Due settimane di gnappo. Il pupo ha cambiato un po’ di ritmi ed è sempre più vorace. Per fortuna di notte si spara almeno 5 ore di sonno dalle 22 circa fino a dopo le 3. Ieri si è fatto un drittone 21.45 – 4.45, mai visto! Finora io e Anna ci siamo dati il cambio. Dopo la poppata delle 10 la spedisco a dormire e resto in piedi io fin verso le 3.30 per eventuali risvegli notturni (che finora non ci sono mai stati). Poi verso le 4 mi addormento io e tiro fino alle 9, 10 o 13… dipende. Insomma il mio sonno non è mancato.

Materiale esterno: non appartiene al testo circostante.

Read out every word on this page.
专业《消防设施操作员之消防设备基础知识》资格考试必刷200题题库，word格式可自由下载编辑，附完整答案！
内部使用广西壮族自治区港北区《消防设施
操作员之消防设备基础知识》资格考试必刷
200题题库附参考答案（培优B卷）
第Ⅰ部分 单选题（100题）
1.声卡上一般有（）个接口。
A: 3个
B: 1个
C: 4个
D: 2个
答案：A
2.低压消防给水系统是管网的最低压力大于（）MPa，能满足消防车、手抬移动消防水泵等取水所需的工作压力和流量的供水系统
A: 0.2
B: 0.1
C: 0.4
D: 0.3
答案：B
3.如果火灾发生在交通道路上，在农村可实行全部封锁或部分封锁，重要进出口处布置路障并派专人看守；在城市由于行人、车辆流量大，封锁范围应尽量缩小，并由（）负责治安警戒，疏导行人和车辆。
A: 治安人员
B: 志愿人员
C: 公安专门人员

I primi giorni il gnappo dormiva alla grande durante il giorno. Ora invece è sempre più sveglio come un grillo. Poppa a distanza di poche ore (3 se va bene, 2 o 1 e 1/2 se va male) e tiene sempre di più gli occhi aperti. Ovviamente piange. Non troppo, ma piange. Lo prendi in braccio, sembra smettere e poi riprende. Lo metto a pancia in giù sul mio braccio e si tranquillizza un po’ di più. Saranno coliche? Aria nella pancia? Cordone ombelicale che tira? Voglia di rompere i coglioni? Boh!